EPAM is a leading global provider of digital platform engineering and development services. We are committed to having a positive impact on our customers, our employees, and our communities. We embrace a dynamic and inclusive culture. Here you will collaborate with multi-national teams, contribute to a myriad of innovative projects that deliver the most creative and cutting-edge solutions, and have an opportunity to continuously learn and grow. No matter where you are located, you will join a dedicated, creative, and diverse community that will help you discover your fullest potential.
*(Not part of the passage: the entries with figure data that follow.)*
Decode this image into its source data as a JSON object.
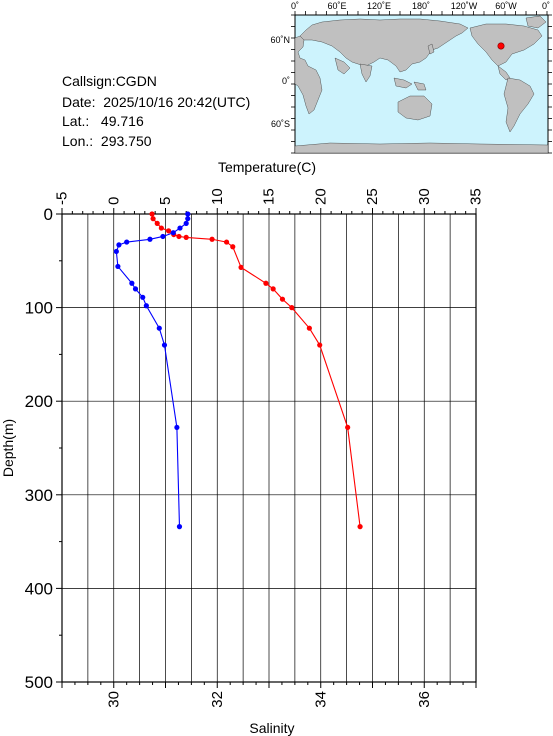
{
  "info": {
    "callsign": "Callsign:CGDN",
    "date": "Date:  2025/10/16 20:42(UTC)",
    "lat": "Lat.:   49.716",
    "lon": "Lon.:  293.750"
  },
  "map": {
    "lon_labels": [
      "0˚",
      "60˚E",
      "120˚E",
      "180˚",
      "120˚W",
      "60˚W",
      "0˚"
    ],
    "lat_labels": [
      "60˚N",
      "0˚",
      "60˚S"
    ],
    "ocean_color": "#cdf3fd",
    "land_color": "#c0c0c0",
    "station_color": "#ff0000"
  },
  "chart_data": {
    "type": "line",
    "y_axis": {
      "label": "Depth(m)",
      "range": [
        0,
        500
      ],
      "inverted": true,
      "ticks": [
        0,
        100,
        200,
        300,
        400,
        500
      ]
    },
    "top_axis": {
      "label": "Temperature(C)",
      "range": [
        -5,
        35
      ],
      "ticks": [
        -5,
        0,
        5,
        10,
        15,
        20,
        25,
        30,
        35
      ]
    },
    "bottom_axis": {
      "label": "Salinity",
      "range": [
        29,
        37
      ],
      "ticks": [
        30,
        32,
        34,
        36
      ]
    },
    "grid": true,
    "series": [
      {
        "color": "#ff0000",
        "axis": "top",
        "points": [
          [
            3.7,
            0
          ],
          [
            3.8,
            5
          ],
          [
            4.2,
            10
          ],
          [
            4.6,
            15
          ],
          [
            5.3,
            18
          ],
          [
            5.8,
            22
          ],
          [
            6.3,
            24
          ],
          [
            7.0,
            25
          ],
          [
            9.5,
            27
          ],
          [
            10.9,
            30
          ],
          [
            11.5,
            35
          ],
          [
            12.3,
            57
          ],
          [
            14.7,
            74
          ],
          [
            15.4,
            80
          ],
          [
            16.3,
            91
          ],
          [
            17.2,
            100
          ],
          [
            18.9,
            122
          ],
          [
            19.9,
            140
          ],
          [
            22.6,
            228
          ],
          [
            23.8,
            334
          ]
        ]
      },
      {
        "color": "#0000ff",
        "axis": "bottom",
        "points": [
          [
            31.43,
            0
          ],
          [
            31.43,
            5
          ],
          [
            31.4,
            10
          ],
          [
            31.28,
            15
          ],
          [
            31.15,
            20
          ],
          [
            30.95,
            24
          ],
          [
            30.7,
            27
          ],
          [
            30.25,
            30
          ],
          [
            30.1,
            33
          ],
          [
            30.05,
            40
          ],
          [
            30.08,
            56
          ],
          [
            30.35,
            74
          ],
          [
            30.42,
            80
          ],
          [
            30.56,
            89
          ],
          [
            30.63,
            98
          ],
          [
            30.88,
            122
          ],
          [
            30.98,
            140
          ],
          [
            31.22,
            228
          ],
          [
            31.27,
            334
          ]
        ]
      }
    ]
  }
}
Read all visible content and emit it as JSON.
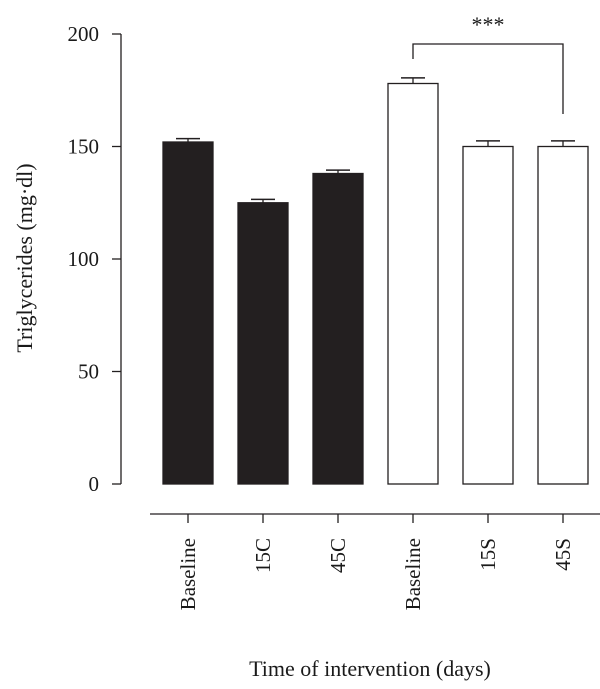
{
  "chart_data": {
    "type": "bar",
    "title": "",
    "xlabel": "Time of intervention (days)",
    "ylabel": "Triglycerides (mg·dl)",
    "ylim": [
      0,
      200
    ],
    "yticks": [
      0,
      50,
      100,
      150,
      200
    ],
    "categories": [
      "Baseline",
      "15C",
      "45C",
      "Baseline",
      "15S",
      "45S"
    ],
    "values": [
      152,
      125,
      138,
      178,
      150,
      150
    ],
    "errors": [
      1.5,
      1.5,
      1.5,
      2.5,
      2.5,
      2.5
    ],
    "bar_fills": [
      "#231f20",
      "#231f20",
      "#231f20",
      "#ffffff",
      "#ffffff",
      "#ffffff"
    ],
    "grid": false,
    "annotations": [
      {
        "type": "significance-bracket",
        "from_index": 3,
        "to_index": 5,
        "label": "***"
      }
    ]
  }
}
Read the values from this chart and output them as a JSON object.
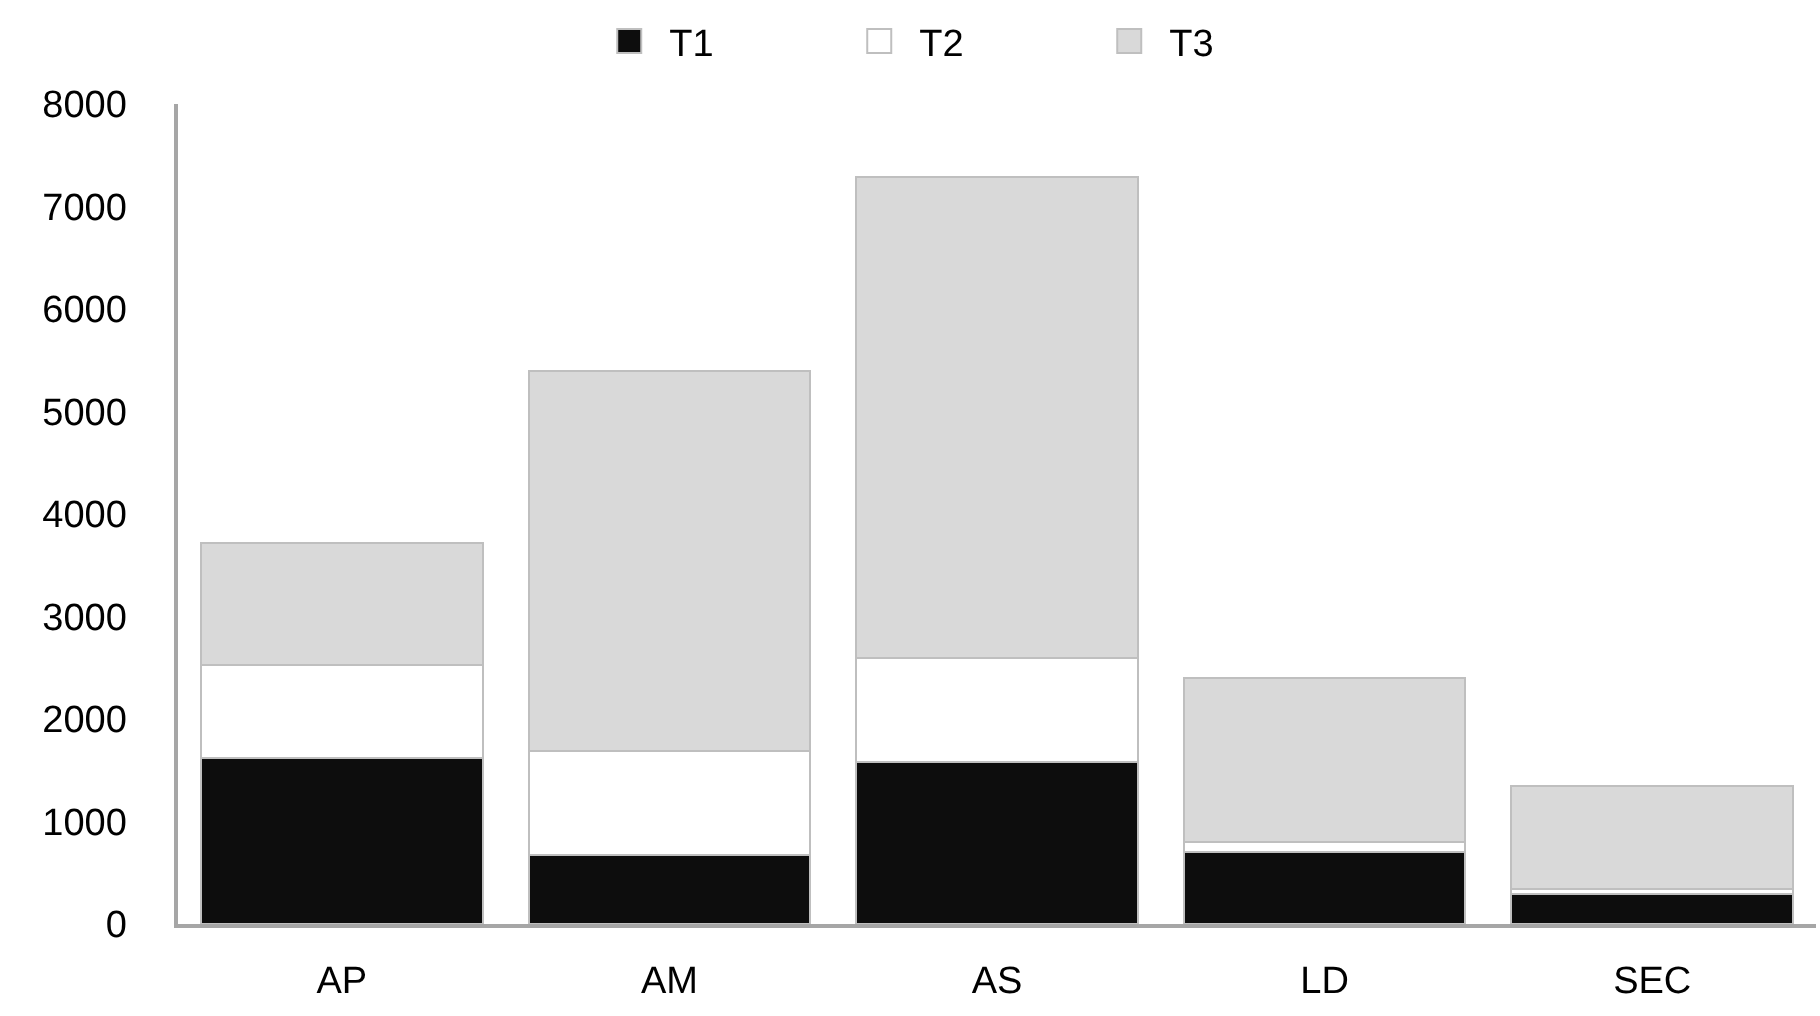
{
  "chart_data": {
    "type": "bar",
    "stacked": true,
    "categories": [
      "AP",
      "AM",
      "AS",
      "LD",
      "SEC"
    ],
    "series": [
      {
        "name": "T1",
        "color": "#0d0d0d",
        "values": [
          1620,
          670,
          1580,
          700,
          290
        ]
      },
      {
        "name": "T2",
        "color": "#ffffff",
        "values": [
          910,
          1020,
          1020,
          100,
          50
        ]
      },
      {
        "name": "T3",
        "color": "#d9d9d9",
        "values": [
          1190,
          3710,
          4690,
          1600,
          1010
        ]
      }
    ],
    "ylim": [
      0,
      8000
    ],
    "yticks": [
      0,
      1000,
      2000,
      3000,
      4000,
      5000,
      6000,
      7000,
      8000
    ],
    "grid": false,
    "legend": "top"
  }
}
We are seeking an experienced Azure Site Reliability Engineer (SRE) to design, implement, and maintain highly available, scalable, and secure cloud infrastructure on Microsoft Azure. The ideal candidate will have strong expertise in cloud operations, automation, monitoring, incident management, and DevOps practices.
Responsibilities
-
Manage and support Azure cloud infrastructure and services
-
Ensure platform reliability, availability, performance, and scalability
-
Implement Infrastructure as Code (IaC) using Terraform, Bicep, or ARM templates
-
Automate operational tasks using PowerShell, Python, Bash, or Azure CLI
-
Configure and manage CI/CD pipelines using Azure DevOps, GitHub Actions, or Jenkins
-
Monitor applications and infrastructure using Azure Monitor, Log Analytics, Application Insights, Grafana, and Prometheus
-
Troubleshoot production issues and perform root cause analysis (RCA)
-
Implement backup, disaster recovery, and business continuity solutions
-
Collaborate with development and operations teams to improve system reliability
-
Participate in on-call support and incident management activities
Requirements
-
4+ years of experience in Site Reliability Engineering or a related field
-
Strong experience with Microsoft Azure services, including Azure Virtual Machines, Azure Kubernetes Service (AKS), and Azure App Services
-
Expertise in Azure Storage, Azure Networking (VNet, NSG, Load Balancer, Application Gateway), and Azure Entra ID (Azure AD)
-
Background in Kubernetes and containerization technologies such as Docker and AKS
-
Hands-on proficiency in Terraform, ARM Templates, or Bicep
-
Strong knowledge of Linux and/or Windows administration
-
Familiarity with CI/CD tools such as Azure DevOps, GitHub Actions, or Jenkins
-
Competency in monitoring, logging, and observability tools
-
Understanding of security best practices and cloud governance
-
Scripting skills in PowerShell, Python, or Bash
-
Proficient communication skills in English (B2 level or higher)
Nice to have
-
Experience with SRE principles and SLI/SLO/SLA implementation
-
Knowledge of Chaos Engineering and Reliability Engineering practices
-
Microsoft Azure certifications, such as Azure Administrator Associate, Azure DevOps Engineer Expert, or Azure Solutions Architect Expert
-
Familiarity with ServiceNow, ITIL processes, and cloud cost optimization
We offer
-
Opportunity to work on technical challenges that may impact across geographies
-
Vast opportunities for self-development: online university, knowledge sharing opportunities globally, learning opportunities through external certifications
-
Opportunity to share your ideas on international platforms
-
Sponsored Tech Talks & Hackathons
-
Unlimited access to LinkedIn learning solutions
-
Possibility to relocate to any EPAM office for short and long-term projects
-
Focused individual development
-
Benefit package:
-
Health benefits
-
Retirement benefits
-
Paid time off
-
Flexible benefits
-
Forums to explore beyond work passion (CSR, photography, painting, sports, etc.)